Enterprise design sets the bar higher than ever before

As a design recruiter, one of the most notable trends of late has been the ever-increasing standards in enterprise design.

Companies like Slack, Dropbox, and Asana have substantially raised the bar for the level of functionality and user delight that's now expected from enterprise products. Here, we take a quick look at why the role of design has become more prominent for these companies and advise how they can be competitive and attract the best enterprise design talent.

Why the standard for enterprise design was generally lower than consumer design

The old school approach was to design for the business case, not the end user. The C-suite would generally choose the platform employees would use, focusing primarily on the promise of increased efficiency and lower costs over ease of use.

Traditionally, the user experience of enterprise products was not a priority. Most of these applications had complex workflows, served a small group, and faced limited competition.

If the first version of an enterprise product was released to the market with mediocre design and the company renewed subscriptions for the product, it reinforced a vicious cycle that design was not needed.
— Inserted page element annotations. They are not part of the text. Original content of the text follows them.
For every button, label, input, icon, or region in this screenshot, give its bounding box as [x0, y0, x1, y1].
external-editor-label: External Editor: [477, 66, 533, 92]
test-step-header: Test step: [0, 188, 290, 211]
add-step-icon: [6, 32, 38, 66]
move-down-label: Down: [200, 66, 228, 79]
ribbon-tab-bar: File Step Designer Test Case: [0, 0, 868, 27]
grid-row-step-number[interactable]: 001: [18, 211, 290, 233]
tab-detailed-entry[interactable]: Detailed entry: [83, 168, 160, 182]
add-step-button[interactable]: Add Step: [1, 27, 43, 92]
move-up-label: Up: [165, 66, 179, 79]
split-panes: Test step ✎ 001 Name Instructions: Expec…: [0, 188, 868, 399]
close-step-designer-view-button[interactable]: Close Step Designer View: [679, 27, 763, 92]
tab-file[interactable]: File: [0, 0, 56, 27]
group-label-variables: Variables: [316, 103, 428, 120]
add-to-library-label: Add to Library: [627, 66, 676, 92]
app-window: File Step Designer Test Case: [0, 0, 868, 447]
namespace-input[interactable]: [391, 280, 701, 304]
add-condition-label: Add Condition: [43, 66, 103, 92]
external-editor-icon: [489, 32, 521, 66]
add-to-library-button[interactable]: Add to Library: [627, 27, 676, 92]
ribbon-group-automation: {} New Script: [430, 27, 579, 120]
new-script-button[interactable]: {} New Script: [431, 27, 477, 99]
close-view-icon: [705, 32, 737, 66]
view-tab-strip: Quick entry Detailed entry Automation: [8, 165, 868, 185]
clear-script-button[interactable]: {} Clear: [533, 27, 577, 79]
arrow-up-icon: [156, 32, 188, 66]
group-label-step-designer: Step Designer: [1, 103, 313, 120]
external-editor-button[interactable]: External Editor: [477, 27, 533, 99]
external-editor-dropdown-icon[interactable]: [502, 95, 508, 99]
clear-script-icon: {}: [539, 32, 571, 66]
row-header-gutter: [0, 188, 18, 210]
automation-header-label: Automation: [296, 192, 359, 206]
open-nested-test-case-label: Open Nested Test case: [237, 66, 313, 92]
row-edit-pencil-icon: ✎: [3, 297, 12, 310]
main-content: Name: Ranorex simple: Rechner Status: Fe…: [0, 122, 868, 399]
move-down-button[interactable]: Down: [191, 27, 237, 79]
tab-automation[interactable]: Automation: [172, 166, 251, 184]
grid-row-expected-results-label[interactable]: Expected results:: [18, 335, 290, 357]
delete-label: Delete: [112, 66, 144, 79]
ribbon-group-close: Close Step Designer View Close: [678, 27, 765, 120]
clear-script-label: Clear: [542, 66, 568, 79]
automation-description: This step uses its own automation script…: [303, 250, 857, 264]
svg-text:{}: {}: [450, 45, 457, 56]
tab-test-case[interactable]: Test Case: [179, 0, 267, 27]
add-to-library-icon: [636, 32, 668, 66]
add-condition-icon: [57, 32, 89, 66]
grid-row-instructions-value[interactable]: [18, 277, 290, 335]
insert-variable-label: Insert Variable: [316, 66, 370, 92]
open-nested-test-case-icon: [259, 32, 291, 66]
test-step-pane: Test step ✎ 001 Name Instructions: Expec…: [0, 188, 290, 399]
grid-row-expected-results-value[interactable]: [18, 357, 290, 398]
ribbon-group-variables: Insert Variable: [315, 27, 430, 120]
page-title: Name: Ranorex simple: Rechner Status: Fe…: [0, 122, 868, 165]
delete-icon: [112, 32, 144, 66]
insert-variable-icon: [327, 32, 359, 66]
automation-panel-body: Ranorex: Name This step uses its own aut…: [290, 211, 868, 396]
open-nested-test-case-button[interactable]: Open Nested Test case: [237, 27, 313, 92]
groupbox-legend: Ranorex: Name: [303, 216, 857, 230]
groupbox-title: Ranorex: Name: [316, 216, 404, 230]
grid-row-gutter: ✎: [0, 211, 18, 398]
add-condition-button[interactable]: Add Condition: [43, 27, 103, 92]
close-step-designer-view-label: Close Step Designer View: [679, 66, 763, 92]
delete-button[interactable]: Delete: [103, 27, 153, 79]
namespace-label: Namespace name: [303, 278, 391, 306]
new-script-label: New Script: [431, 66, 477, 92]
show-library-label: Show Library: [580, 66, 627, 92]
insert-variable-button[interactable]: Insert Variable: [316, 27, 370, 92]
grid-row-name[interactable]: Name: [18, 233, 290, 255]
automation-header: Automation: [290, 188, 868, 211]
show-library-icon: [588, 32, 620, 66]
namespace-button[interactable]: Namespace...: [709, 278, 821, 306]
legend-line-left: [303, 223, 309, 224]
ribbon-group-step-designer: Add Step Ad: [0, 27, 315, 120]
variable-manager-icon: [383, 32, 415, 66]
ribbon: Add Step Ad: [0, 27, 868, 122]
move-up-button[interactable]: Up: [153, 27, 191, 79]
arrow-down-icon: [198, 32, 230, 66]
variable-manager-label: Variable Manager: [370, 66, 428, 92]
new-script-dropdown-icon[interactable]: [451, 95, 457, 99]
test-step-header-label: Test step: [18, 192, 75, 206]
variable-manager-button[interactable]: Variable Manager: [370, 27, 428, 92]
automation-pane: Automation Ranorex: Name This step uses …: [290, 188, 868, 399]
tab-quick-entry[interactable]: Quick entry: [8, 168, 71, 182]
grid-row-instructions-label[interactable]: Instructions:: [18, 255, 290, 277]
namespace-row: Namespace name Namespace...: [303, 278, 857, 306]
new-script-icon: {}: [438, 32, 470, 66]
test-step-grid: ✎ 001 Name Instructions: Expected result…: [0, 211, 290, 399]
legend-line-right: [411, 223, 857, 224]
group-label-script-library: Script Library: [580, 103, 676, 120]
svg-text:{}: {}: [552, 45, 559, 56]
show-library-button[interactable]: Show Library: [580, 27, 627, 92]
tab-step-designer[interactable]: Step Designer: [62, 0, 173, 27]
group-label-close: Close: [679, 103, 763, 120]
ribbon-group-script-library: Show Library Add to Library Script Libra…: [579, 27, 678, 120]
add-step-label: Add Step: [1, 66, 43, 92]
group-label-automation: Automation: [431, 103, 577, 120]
Additionally, it was an expensive, onerous, and complex process for a company to switch to a different platform driving vender lock, even if more user-friendly products were now available.

What changed?

There were several factors that contributed to this change. Some of the major players in enterprise design, like Google, generated a suite of enterprise products matching the standards of their consumer counterparts.

In my opinion, the most impactful change was the introduction of Software as a Service, and how this changed the decision maker.

With the SaaS model, users were able to bypass company IT departments and their sales cycles and choose products on their own. More importantly, small sets of users were able to choose products for themselves without impacting the larger enterprise or asking for permission.

As companies were able to rely on dependable revenue from monthly SaaS charges and a growth in self-service signups (versus long sales cycles previously) more developers were able to enter niche industries.

It's becoming more widespread, especially in the Bay Area, for teams to be given the choice of what platforms they use. The end user was now the decision maker.

Because of this transition, new companies like Slack started building enterprise products with a completely different approach. These products required little or no training, were intuitive, and employees at companies used them because they helped them work more efficiently (which in turn was also beneficial to the company).

Advice to enterprise startups

Invest in design at an early stage and ensure that you have a designer as part of the founding team (or as one of your first hires as a company). If there are fully built out product management and engineering teams and then you try to hire a designer, this sends two clear messages to designers:

  1. They are not valued in the product development process.
  2. If they were to join they would have an uphill battle to prove the value of design thinking.

Give design "a seat at the table". The most senior level person in product management and engineering should be a peer to that of design.

Additionally, ensure that your interview process is efficient. Share pertinent information with your recruitment consultant so that top candidates can make an informed decision about your company. For example, designers may ask who the role reports to, how design contributes to overall business goals, and what teams design regularly collaborates with.